The Paper Swan

I started rinsing the potatoes, but had to grip the sink for a second. My head still hurt and my legs felt weak. My eyes were still closed when Damian grabbed my left hand, forced it palm-down on the cutting board and WHAM!

He severed the tip of my pinky finger off, sliced the top third—nail, bone and all—clean off, as if it were a carrot he was chopping for a salad. The pain set in a few seconds later, after the blood started spewing all over the counter.

I screamed from the agony of it, from the horror of seeing the top of my finger sitting there, dull and lifeless, like some plastic Halloween prop. I closed my eyes and screamed louder when Damian applied pressure to stop the bleeding. I backed into something—something solid and firm—and slid down until I was on the floor.

I tried to pull my finger away, but Damian held on to it. He was keeping it elevated, wrapping it up, doing God knows what, and all I could do was scream and scream and scream, because everything he did made it ten times worse. I screamed until the sobs set in, until I was rolled up in a tight ball, until the tears stopped and all I could manage were soft, soundless whimpers.

When I opened my eyes, Damian was holding a phone over me.

“Did you get that?” he said to the person on the other side. “Good.” He walked to the other side of the counter. “Send the recording to Warren Sedgewick. Tell him that’s what she sounded like when I hacked her body to pieces.”

He picked up my dead finger, put it in a zip-lock bag and threw it into the freezer. “And tell him to expect a souvenir in the mail. It’s the only part of her he’ll have because the rest is scattered all over the place.”

I could hear the faint sound of the other person on the line.

“I know I’ve done it before.” Damian sounded agitated. “This was different. I froze, damn it! She started praying right before I pulled the trigger. She fucking prayed.” He slammed his fist down. The knife clanged loudly on the counter.
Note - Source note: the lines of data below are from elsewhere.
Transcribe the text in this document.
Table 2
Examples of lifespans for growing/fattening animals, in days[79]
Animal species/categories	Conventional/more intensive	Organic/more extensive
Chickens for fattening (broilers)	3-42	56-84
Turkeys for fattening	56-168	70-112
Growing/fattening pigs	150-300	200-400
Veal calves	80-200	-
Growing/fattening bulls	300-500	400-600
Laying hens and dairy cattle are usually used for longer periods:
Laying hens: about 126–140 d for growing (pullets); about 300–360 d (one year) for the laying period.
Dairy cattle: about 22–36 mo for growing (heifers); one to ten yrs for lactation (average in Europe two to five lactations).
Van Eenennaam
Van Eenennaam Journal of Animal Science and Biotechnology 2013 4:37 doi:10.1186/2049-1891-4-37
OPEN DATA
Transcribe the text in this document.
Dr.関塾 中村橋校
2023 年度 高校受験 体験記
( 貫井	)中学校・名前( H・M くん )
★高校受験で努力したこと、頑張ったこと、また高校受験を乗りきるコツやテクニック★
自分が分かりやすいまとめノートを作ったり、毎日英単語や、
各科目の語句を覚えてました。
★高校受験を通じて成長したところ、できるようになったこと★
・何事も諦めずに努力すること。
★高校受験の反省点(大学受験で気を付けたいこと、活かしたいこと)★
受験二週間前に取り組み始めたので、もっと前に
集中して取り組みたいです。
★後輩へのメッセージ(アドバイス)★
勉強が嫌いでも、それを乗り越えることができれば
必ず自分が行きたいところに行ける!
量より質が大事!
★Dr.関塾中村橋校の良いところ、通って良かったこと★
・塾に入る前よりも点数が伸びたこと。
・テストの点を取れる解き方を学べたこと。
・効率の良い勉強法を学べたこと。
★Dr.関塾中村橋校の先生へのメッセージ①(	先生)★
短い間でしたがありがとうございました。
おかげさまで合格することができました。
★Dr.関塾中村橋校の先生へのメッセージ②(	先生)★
“I messed up, Rafael,” he continued. “I wanted him in the morgue, identifying his daughter’s dead body on her birthday. I know. I’ll figure something out.” He paused and raked his fingers through his hair. “I don’t give a fuck about that. He can hire every Goddamned bounty hunter in the world. I just want him to feel it. I want him to suffer. As far as Warren Sedgewick is concerned, his daughter is dead.” He turned and fixed his eyes on me. “And who knows? In twenty-one days, she just might be.”

He hung up and wiped the blood off the blade. Then he poured a glass of orange juice, propped me up, and held it to my lips.
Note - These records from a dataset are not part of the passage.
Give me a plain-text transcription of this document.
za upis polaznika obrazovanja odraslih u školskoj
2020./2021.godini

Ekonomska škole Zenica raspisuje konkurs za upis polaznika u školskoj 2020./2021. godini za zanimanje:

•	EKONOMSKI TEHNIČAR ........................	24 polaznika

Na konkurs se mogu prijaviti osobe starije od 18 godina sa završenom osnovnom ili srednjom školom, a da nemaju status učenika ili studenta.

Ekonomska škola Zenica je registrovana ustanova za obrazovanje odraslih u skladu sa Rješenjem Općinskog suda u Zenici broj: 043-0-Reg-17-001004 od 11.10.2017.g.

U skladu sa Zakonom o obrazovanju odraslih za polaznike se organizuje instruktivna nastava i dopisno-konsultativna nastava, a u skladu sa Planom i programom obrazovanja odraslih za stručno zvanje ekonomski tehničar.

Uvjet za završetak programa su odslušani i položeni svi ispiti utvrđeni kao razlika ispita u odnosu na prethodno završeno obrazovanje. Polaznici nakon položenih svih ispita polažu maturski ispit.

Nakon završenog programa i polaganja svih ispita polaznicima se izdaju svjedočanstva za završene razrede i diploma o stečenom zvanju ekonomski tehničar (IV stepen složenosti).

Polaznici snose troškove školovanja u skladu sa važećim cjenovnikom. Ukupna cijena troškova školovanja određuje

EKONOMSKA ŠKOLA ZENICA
I sipped it slowly, because my teeth were chattering. I was hot and cold and sweaty and dizzy, and there was still blood dripping off the counter and splattering onto the floor.

“Why don’t you just kill me?” I asked when I finished the juice. This was not some random kidnapping. This was a murder-turned-into-abduction. This was a screwed-up moment of weakness. This was a personal, targeted attack against my father. “What happens in twenty-one days?”

Damian didn’t respond. He finished cleaning up the bloody mess in the kitchen before examining my finger. Some pink was showing through the bandage and it throbbed like hell, but he seemed satisfied.

He left me on the floor, propped up against the cabinet and started cutting the potatoes. “Cold cuts and potato salad for lunch?”